Ms Morris said that the number of women using the service is increasing and estimated it currently as 60/40 men.
She added: "People do experience great sense of despair and can be in and out of prison and have anger problems. They know that something is different but are not sure what it is. Sadly some people feel the only way is not to be here any longer.
"We have to do a proper assessment so we can then work with the medical team to make a diagnosis. It takes three to six months to do it properly and then we move on to appropriate treatment. We lose around 10 to 20 per cent at this stage. It is such a big step to get here in the first place that by the time they arrive they are pretty confident about what they want to do.
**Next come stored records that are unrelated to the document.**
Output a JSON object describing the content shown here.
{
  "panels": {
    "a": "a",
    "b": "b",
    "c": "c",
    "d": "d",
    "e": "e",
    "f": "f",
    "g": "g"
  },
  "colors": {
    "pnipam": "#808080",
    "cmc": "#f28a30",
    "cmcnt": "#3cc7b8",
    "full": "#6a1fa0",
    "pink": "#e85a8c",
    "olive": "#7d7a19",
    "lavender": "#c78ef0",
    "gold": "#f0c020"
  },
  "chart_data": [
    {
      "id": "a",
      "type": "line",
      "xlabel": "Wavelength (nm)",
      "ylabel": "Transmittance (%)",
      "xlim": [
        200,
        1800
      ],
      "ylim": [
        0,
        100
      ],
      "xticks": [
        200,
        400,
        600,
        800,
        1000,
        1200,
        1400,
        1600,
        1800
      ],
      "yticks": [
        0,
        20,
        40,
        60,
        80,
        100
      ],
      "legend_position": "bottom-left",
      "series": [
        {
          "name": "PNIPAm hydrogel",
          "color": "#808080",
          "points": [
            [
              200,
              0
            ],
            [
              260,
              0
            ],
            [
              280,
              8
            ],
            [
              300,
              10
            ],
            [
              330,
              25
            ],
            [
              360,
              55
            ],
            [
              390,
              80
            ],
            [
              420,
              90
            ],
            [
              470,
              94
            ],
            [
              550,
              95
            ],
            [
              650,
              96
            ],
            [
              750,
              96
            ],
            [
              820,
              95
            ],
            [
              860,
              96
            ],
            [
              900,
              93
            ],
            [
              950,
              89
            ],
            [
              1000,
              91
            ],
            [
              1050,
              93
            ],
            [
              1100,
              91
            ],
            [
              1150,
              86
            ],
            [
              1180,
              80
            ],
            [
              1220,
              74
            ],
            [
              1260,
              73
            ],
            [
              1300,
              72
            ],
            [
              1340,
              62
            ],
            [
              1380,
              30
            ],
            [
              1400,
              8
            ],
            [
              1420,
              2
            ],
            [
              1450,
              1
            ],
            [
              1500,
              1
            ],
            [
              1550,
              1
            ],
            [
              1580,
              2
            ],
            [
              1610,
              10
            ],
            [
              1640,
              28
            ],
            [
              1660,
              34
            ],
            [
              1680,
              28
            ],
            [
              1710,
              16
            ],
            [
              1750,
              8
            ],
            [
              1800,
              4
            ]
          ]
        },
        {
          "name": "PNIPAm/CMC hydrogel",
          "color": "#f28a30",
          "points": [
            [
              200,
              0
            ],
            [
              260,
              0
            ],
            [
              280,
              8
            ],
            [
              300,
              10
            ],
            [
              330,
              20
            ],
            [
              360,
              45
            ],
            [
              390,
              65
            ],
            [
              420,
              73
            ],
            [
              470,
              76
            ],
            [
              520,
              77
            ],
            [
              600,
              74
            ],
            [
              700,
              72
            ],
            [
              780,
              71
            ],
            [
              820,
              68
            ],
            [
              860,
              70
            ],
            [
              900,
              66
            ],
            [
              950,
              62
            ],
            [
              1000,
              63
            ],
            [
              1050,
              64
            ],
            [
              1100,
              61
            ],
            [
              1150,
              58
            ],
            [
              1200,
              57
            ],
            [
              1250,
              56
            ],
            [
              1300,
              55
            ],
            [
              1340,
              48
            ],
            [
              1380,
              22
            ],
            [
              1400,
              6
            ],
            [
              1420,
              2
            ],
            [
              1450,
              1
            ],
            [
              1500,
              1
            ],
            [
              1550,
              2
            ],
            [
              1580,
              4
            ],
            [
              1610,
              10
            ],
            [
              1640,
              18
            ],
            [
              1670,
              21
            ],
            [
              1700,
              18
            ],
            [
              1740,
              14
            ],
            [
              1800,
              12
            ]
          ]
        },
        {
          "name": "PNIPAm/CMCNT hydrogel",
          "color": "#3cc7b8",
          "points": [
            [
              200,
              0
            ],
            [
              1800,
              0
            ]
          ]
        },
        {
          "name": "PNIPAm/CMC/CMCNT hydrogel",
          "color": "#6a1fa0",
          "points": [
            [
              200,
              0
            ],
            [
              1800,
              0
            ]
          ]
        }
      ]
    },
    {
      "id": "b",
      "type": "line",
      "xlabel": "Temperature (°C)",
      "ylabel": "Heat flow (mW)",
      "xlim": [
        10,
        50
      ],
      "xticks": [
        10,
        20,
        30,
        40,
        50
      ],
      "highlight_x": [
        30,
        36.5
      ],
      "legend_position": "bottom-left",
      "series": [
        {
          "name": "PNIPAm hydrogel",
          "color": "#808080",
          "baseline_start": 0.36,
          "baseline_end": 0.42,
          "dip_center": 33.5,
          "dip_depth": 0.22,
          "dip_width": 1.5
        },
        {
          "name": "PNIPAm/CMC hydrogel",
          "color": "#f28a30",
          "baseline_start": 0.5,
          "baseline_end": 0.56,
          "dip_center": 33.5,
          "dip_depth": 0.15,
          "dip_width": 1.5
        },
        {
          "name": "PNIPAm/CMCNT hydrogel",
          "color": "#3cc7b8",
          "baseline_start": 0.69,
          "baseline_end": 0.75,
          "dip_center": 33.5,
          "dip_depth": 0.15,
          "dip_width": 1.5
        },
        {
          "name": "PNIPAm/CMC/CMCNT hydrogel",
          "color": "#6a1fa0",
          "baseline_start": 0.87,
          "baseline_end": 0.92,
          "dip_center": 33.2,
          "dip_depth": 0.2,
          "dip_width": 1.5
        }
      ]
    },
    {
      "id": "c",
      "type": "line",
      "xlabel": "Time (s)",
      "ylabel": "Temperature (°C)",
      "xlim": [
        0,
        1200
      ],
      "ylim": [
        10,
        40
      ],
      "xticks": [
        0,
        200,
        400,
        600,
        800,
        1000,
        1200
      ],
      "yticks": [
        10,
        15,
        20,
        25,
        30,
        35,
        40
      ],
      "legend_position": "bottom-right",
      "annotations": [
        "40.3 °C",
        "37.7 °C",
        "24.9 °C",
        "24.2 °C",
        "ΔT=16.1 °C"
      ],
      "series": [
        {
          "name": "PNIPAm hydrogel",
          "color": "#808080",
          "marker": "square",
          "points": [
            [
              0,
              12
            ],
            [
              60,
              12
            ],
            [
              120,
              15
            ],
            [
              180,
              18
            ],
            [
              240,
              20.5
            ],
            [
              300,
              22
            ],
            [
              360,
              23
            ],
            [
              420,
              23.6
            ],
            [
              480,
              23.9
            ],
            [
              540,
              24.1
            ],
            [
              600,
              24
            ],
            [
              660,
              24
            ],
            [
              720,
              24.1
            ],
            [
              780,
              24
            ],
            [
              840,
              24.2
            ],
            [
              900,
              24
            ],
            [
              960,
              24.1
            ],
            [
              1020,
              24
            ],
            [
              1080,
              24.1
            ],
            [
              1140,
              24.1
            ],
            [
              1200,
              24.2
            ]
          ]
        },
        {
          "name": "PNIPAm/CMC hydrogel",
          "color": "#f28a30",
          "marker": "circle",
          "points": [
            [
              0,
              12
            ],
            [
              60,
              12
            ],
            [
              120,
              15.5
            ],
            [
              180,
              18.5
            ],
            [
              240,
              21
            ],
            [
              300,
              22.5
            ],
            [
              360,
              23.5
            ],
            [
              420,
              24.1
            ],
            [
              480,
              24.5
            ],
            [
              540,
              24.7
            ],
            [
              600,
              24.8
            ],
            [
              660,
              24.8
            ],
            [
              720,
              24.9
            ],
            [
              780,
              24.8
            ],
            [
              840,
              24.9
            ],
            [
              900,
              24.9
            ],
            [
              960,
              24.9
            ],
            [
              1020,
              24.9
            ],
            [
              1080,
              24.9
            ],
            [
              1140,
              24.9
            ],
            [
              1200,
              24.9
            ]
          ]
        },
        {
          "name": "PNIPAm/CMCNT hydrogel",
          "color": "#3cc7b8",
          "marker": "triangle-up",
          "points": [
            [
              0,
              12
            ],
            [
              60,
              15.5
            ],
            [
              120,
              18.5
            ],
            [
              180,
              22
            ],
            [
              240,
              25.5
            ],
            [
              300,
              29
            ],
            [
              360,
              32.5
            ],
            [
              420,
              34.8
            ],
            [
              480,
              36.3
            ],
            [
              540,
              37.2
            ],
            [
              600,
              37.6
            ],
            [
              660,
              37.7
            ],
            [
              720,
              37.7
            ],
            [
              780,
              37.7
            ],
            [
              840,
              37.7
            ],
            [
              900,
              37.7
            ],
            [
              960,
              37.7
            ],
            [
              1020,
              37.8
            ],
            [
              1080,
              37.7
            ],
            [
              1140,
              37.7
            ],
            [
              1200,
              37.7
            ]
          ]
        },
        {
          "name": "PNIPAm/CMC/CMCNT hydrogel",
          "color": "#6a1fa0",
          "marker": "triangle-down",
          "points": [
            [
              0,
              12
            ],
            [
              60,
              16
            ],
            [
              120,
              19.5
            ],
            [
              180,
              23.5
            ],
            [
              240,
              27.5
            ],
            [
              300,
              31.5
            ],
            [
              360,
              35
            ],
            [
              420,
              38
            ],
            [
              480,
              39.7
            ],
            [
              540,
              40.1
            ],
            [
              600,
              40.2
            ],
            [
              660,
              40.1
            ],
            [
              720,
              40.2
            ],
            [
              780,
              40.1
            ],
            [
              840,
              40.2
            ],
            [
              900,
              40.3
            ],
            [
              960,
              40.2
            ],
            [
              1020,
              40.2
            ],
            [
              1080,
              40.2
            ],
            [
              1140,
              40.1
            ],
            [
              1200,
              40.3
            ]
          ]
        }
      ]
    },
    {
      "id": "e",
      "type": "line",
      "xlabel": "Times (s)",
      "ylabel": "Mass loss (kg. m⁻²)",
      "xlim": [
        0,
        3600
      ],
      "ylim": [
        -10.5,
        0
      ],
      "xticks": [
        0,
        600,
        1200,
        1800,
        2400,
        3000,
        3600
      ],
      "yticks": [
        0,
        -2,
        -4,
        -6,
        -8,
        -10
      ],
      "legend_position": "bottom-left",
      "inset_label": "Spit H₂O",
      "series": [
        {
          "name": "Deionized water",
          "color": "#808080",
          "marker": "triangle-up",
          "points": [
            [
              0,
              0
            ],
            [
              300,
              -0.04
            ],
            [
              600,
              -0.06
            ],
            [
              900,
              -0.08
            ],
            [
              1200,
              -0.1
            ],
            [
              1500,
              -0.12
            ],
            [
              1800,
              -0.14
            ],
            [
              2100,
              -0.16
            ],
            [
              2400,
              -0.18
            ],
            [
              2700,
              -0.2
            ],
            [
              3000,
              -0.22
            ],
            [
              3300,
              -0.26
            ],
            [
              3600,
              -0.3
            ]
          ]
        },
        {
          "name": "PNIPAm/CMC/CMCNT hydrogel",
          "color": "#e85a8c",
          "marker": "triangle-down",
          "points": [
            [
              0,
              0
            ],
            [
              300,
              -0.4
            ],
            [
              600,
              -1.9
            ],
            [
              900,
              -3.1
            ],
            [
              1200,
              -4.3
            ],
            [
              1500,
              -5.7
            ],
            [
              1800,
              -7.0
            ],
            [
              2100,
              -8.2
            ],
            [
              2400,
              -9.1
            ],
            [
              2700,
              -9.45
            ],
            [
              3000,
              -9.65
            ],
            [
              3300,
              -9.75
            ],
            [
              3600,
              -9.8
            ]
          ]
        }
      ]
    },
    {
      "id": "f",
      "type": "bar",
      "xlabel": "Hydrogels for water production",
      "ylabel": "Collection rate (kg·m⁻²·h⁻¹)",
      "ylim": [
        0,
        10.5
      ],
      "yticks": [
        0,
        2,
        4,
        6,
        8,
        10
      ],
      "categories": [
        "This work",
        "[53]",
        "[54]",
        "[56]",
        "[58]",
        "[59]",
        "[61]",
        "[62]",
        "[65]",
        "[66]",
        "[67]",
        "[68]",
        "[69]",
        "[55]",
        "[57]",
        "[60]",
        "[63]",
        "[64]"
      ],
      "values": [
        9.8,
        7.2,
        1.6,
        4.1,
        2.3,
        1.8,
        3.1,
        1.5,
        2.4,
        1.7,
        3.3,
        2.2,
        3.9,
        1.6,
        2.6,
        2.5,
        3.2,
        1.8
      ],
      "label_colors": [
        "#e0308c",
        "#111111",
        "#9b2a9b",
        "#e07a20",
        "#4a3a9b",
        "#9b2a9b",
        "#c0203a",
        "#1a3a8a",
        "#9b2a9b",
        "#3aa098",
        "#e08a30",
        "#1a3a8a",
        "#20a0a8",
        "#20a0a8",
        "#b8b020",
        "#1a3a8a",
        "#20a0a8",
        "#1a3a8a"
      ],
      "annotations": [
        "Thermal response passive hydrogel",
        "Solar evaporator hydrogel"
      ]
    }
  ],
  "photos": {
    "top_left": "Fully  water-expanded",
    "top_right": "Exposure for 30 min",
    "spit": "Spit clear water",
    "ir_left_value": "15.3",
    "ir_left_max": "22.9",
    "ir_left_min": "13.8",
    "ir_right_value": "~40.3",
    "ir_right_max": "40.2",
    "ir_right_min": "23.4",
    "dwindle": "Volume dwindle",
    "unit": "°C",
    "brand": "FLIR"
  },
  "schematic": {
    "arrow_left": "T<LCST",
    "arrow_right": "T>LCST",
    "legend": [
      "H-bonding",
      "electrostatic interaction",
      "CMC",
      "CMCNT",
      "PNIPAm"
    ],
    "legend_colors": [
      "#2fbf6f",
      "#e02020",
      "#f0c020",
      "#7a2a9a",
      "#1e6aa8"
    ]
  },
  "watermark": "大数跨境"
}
"We also work to manage their hormones and have a support group to look at how people can blend into the community.
"Some people need all of that. The end product is a significant life-changing event and we need to make sure it is the right thing for the person to do.
"Some people are very confident and may only use a half of that. But overall the process can take three to four years.
"It is all about getting people to a comfortable point. For a few people that might mean, 'I am happy how I am', and they don't want to have major surgery. We never push people into surgery.
"People do bottle their feelings up for many years and there are often people with a history of doing very masculine things such as being in the forces or married two or three times.
"Telling family, friends and work colleagues can be a traumatic thing to do. Becci is one of the lucky ones. Some people are disowned by their families and have been declared freaks. We become their family then, and help them live a life.
"Male to female is only one operation, while female to male is three separate operations.
"We do still have problems with some health professionals who think if someone just goes away they will become better over time. But this is not a mental illness – the solution is surgical."